Cette introduction est un peu longue. N’hésitez pas à sauter directement à la partie sur Victoire Tuaillon.
Plus que je vieillis, plus je m’interroge sur la manière dont je réagis aux choses.
Quand j’essaie de comprendre le monde, la société, je mets à jour des structures collectives, des systèmes. Je m’y vois grain de sable dans les rouages, rebelle, ou pion. Suivant mon état d’esprit, j’y trouve le réconfort d’une routine qui existe sans moi, ou je m’invente une destinée. Rien de plus facile que de se mentir.
Mais quand je m’interroge sur moi-même, je fais surgir des conditionnements, des constructions de pensées ancrées dans un vécu, des expériences, des influences. C’est intime, complexe, absolument subjectif et irréfragable.
Je visualise ça comme une pelote d’élastiques. Une boule multicolore, épaisse, dont on devine qu’elle contient des centaines de couches. Des élastiques que la vie tire sans cesse. Ça, c’est l’élastique de la fierté quand je suis assez fort pour ouvrir le pot de confiture. Ça, c’est celui de la honte de ne pas savoir mieux bricoler, etc.
Quand l’élastique résiste, alors il se remet en place. Mais parfois, l’élastique casse, se détache, laisse un vide. Parfois, je me dis « mais pourquoi je réagis comme ça » et tout se déconstruit. Les élastiques auxquels il était mêlés tiennent moins bien. Certains, fragilisés par le choc, se détachent aussi.

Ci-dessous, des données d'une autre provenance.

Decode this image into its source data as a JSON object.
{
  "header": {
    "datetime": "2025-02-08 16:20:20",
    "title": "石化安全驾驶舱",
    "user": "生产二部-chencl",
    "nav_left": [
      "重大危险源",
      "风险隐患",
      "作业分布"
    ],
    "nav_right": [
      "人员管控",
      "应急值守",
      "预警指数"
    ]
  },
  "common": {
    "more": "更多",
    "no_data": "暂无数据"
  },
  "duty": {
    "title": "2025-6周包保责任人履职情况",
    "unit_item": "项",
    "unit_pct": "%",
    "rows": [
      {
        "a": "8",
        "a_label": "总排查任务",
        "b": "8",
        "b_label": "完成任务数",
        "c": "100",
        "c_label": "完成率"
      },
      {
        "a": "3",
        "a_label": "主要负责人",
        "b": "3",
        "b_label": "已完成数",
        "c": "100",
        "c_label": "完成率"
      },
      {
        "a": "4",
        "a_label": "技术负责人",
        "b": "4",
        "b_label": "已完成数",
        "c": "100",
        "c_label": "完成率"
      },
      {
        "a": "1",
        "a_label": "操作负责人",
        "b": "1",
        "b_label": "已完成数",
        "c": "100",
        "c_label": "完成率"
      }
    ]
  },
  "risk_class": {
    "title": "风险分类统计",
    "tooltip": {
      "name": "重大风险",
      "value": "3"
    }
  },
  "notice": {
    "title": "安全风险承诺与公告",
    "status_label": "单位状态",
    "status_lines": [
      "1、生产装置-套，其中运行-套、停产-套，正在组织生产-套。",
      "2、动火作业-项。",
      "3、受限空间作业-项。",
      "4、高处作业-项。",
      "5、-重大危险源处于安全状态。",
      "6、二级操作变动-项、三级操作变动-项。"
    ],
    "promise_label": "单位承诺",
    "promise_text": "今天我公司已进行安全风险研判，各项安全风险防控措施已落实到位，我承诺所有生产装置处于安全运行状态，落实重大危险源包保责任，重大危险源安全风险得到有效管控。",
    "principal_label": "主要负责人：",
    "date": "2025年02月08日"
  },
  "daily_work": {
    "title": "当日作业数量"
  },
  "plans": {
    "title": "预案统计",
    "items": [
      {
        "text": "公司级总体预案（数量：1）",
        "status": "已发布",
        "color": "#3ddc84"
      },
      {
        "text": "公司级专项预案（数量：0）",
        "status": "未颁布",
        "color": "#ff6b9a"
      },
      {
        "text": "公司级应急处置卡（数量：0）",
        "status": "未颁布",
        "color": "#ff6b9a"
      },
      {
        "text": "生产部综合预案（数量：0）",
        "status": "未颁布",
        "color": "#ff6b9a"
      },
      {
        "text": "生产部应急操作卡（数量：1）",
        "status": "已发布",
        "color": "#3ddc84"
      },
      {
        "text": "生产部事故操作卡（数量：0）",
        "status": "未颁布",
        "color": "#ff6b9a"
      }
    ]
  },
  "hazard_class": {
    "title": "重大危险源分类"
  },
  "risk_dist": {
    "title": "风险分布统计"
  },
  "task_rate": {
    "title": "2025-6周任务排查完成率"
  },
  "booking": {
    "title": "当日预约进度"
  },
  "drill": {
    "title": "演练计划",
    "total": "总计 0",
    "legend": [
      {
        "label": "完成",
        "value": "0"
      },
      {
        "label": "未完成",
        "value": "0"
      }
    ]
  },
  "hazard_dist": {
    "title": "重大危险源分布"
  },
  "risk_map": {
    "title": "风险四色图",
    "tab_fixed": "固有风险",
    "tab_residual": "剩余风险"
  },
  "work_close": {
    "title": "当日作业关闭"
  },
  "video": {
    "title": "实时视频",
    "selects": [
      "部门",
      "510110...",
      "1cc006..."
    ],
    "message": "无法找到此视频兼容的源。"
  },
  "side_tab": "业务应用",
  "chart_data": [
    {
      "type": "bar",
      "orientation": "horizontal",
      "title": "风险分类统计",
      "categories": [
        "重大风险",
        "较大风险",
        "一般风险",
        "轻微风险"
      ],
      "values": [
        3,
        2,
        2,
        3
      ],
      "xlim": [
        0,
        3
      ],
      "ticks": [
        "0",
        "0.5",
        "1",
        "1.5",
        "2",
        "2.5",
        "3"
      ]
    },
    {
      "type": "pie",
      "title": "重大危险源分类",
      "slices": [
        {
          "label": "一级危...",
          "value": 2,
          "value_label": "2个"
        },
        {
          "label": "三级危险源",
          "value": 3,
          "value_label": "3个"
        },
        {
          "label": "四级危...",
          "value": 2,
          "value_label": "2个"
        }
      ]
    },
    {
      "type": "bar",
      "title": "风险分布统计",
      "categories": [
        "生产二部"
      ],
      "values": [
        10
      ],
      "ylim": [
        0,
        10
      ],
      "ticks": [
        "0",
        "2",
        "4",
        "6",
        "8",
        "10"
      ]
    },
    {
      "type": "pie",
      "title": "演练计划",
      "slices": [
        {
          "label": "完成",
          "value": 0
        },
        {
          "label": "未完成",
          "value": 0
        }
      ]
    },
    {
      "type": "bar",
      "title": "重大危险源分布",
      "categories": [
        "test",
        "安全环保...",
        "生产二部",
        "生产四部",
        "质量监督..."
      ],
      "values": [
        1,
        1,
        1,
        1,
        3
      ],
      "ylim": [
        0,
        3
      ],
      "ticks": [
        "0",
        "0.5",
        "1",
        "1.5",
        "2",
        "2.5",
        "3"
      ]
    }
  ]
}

Et puis parfois, je prends conscience qu’il y a quelque chose, au fond de la boule, qui ne va pas. Je retire alors les élastiques un à un, je les étudie, je choisis ceux que je veux garder, ceux dont je dois me débarrasser. Parfois, j’y arrive, parfois non.
Souvent, je découvre que ma boule d’élastiques ressemble beaucoup à la boule d’élastiques d’autres hommes.
Que je partage avec eux des valeurs, des peurs, des ambitions, des hontes…
Qu’ensemble, nous dominons un monde que nous avons construit par et pour nous, en le rendant hostile aux femmes.
Que pour changer cela, il va falloir nous comprendre nous-mêmes, et donc que je me comprenne moi-même.
Sans savoir d’où viennent ces conditionnements, comment me déconstruire ? C’est là qu’est intervenu le travail de Victoire Tuaillon dans ma vie.
Victoire Tuaillon est aux commandes du podcast « Les Couilles sur la Table » de Binge Audio. Toutes les deux semaines, elle invite une personne pour parler des masculinités contemporaines et aborder ce qui fait que les hommes deviennent des hommes.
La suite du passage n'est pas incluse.